1973. Al di là della Manica, il signor Jean-Marie Le Pen dette una intervista al settimanale Minute e denunciò il calo demografico dell’Europa, la pressione del mondo islamico verso l’Europa, lo sfruttamento della manodopera africana in Occidente, il rischio di conflitti razziali nelle nostre città e la crisi di valori del Vecchio Continente. Lo marchiarono a fuoco col timbro del razzista. Vinsero la guerra delle parole (il marchio di razzista gli è rimasto appiccicato), ma non quella delle idee.
Dal 1973 siamo arrivati a oggi e anche quelle parole si sono rivelate profetiche.
I semi gettati a terra nel 1968 e nel 1973 hanno germogliato dopo un lungo inverno fatto di conformismo e di rinunce, di buonismo e di ipocrisia, di miopia e di disvalori. E i risultati li possiamo vedere anche nel nuovo Parlamento europeo. Dove la presenza di chi vuole difendere valori e identità comuni è aumentata in modo considerevole e significativa. Dove la guerra delle idee per la prima volte ha, magari di poco, vinto su quella delle parole.

Commercio internazionale, ruolo dell’Europa nella politica planetaria e in particolare nel Mediterraneo, difesa militare comune, rapporto politico e non solo economico con gli Usa e con l’Eurasia, relazioni rifondate con l’Africa tutta e non solo con quella settentrionale, fisco comune, trasporti, soprattutto realismo anche etico verso le questioni sociali dei Paesi membri dell’Unione e non più imposizioni vessatorie figlie della visione elitarista e cinica del Vecchio Continente: una agenda grande così. Gli eletti del fronte sovranista dovranno far sentire alta e forte la voce dei popoli e non più delle oligarchie.
L’Europa ha parlato ed ha parlato bene. Certo, ogni Paese ha parlato col proprio tipico linguaggio.
Nessuno, d’altra parte, ha mai detto o scritto che le Destre di ogni Paese sarebbero un giorno diventate una Destra internazionale unica e univoca. Ogni Destra ha una sua storia, ha un suo linguaggio, ha sue tematiche, ha sue prospettive: che sono le rispettive differenze. Ma tutte le Destre hanno un unico sistema di valori che le può far camminare verso la stessa direzione.

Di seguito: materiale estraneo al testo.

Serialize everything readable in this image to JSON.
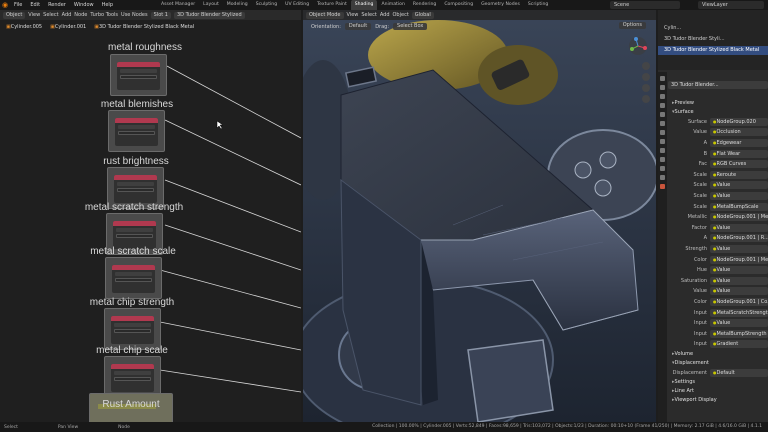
{
  "topbar": {
    "menu": [
      "File",
      "Edit",
      "Render",
      "Window",
      "Help"
    ],
    "workspaces": [
      "Asset Manager",
      "Layout",
      "Modeling",
      "Sculpting",
      "UV Editing",
      "Texture Paint",
      "Shading",
      "Animation",
      "Rendering",
      "Compositing",
      "Geometry Nodes",
      "Scripting"
    ],
    "active_workspace": "Shading",
    "scene": "Scene",
    "view_layer": "ViewLayer"
  },
  "node_editor": {
    "header": {
      "mode": "Object",
      "menus": [
        "View",
        "Select",
        "Add",
        "Node",
        "Turbo Tools"
      ],
      "use_nodes": "Use Nodes",
      "slot": "Slot 1",
      "material": "3D Tudor Blender Stylized"
    },
    "breadcrumbs": [
      "Cylinder.005",
      "Cylinder.001",
      "3D Tudor Blender Stylized Black Metal"
    ],
    "node_titles": [
      "metal roughness",
      "metal blemishes",
      "rust brightness",
      "metal scratch strength",
      "metal scratch scale",
      "metal chip strength",
      "metal chip scale",
      "Rust Amount"
    ]
  },
  "viewport": {
    "header": {
      "mode": "Object Mode",
      "menus": [
        "View",
        "Select",
        "Add",
        "Object"
      ],
      "orientation": "Global"
    },
    "header2": {
      "orientation_label": "Orientation:",
      "orientation_value": "Default",
      "drag_label": "Drag:",
      "drag_value": "Select Box"
    },
    "options": "Options"
  },
  "properties": {
    "outliner": [
      "Cylin...",
      "3D Tudor Blender Styli...",
      "3D Tudor Blender Stylized Black Metal"
    ],
    "material_slot": "3D Tudor Blender...",
    "sections": {
      "preview": "Preview",
      "surface": "Surface",
      "volume": "Volume",
      "displacement": "Displacement",
      "settings": "Settings",
      "lineart": "Line Art",
      "viewport_display": "Viewport Display"
    },
    "surface_rows": [
      {
        "label": "Surface",
        "value": "NodeGroup.020"
      },
      {
        "label": "Value",
        "value": "Occlusion"
      },
      {
        "label": "A",
        "value": "Edgewear"
      },
      {
        "label": "B",
        "value": "Flat Wear"
      },
      {
        "label": "Fac",
        "value": "RGB Curves"
      },
      {
        "label": "Scale",
        "value": "Reroute"
      },
      {
        "label": "Scale",
        "value": "Value"
      },
      {
        "label": "Scale",
        "value": "Value"
      },
      {
        "label": "Scale",
        "value": "MetalBumpScale"
      },
      {
        "label": "Metallic",
        "value": "NodeGroup.001 | Me..."
      },
      {
        "label": "Factor",
        "value": "Value"
      },
      {
        "label": "A",
        "value": "NodeGroup.001 | R..."
      },
      {
        "label": "Strength",
        "value": "Value"
      },
      {
        "label": "Color",
        "value": "NodeGroup.001 | Me..."
      },
      {
        "label": "Hue",
        "value": "Value"
      },
      {
        "label": "Saturation",
        "value": "Value"
      },
      {
        "label": "Value",
        "value": "Value"
      },
      {
        "label": "Color",
        "value": "NodeGroup.001 | Co..."
      },
      {
        "label": "Input",
        "value": "MetalScratchStrength"
      },
      {
        "label": "Input",
        "value": "Value"
      },
      {
        "label": "Input",
        "value": "MetalBumpStrength"
      },
      {
        "label": "Input",
        "value": "Gradient"
      }
    ],
    "displacement_row": {
      "label": "Displacement",
      "value": "Default"
    }
  },
  "status": {
    "left": [
      "Select",
      "Pan View",
      "Node"
    ],
    "right": "Collection | 100.00% | Cylinder.005 | Verts:52,849 | Faces:98,659 | Tris:103,072 | Objects:1/23 | Duration: 00:10+10 (Frame 41/250) | Memory: 2.17 GiB | 4.6/16.0 GiB | 4.1.1"
  },
  "colors": {
    "accent": "#e87d0d",
    "node_header_red": "#b0394f",
    "selection_blue": "#334d80"
  }
}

Il fronte sovranista non potrà mai diventare una Internazionale della Destra. Sarebbe una pacchiana contraddizione in termini destinata a durare minuti. L’internazionalismo, peraltro sempre fallito, appartiene ad altri, alla sinistra e ai liberali.
E’ venuto il tempo di una nuova Eurodestra, che resta una lezione attualissima proprio perché non fu un abbozzo di una improponibile Internazionale ma fu uno sforzo corale, il primo nel dopoguerra, di dare un collegamento alla stessa famiglia di pensiero e di princìpi.
Oggi sappiamo che a Strasburgo c’è, più forte di prima, una volontà di aggredire in modo nuovo i molteplici problemi che attanagliano il Vecchio Continente. E laddove c’è una volontà c’è sempre un cammino, una direzione, una linea. E un obiettivo da perseguire.
Chi è stato inviato a Strasburgo da questa grande spinta popolare non può tradire quella volontà né può sottrarsi a quel cammino.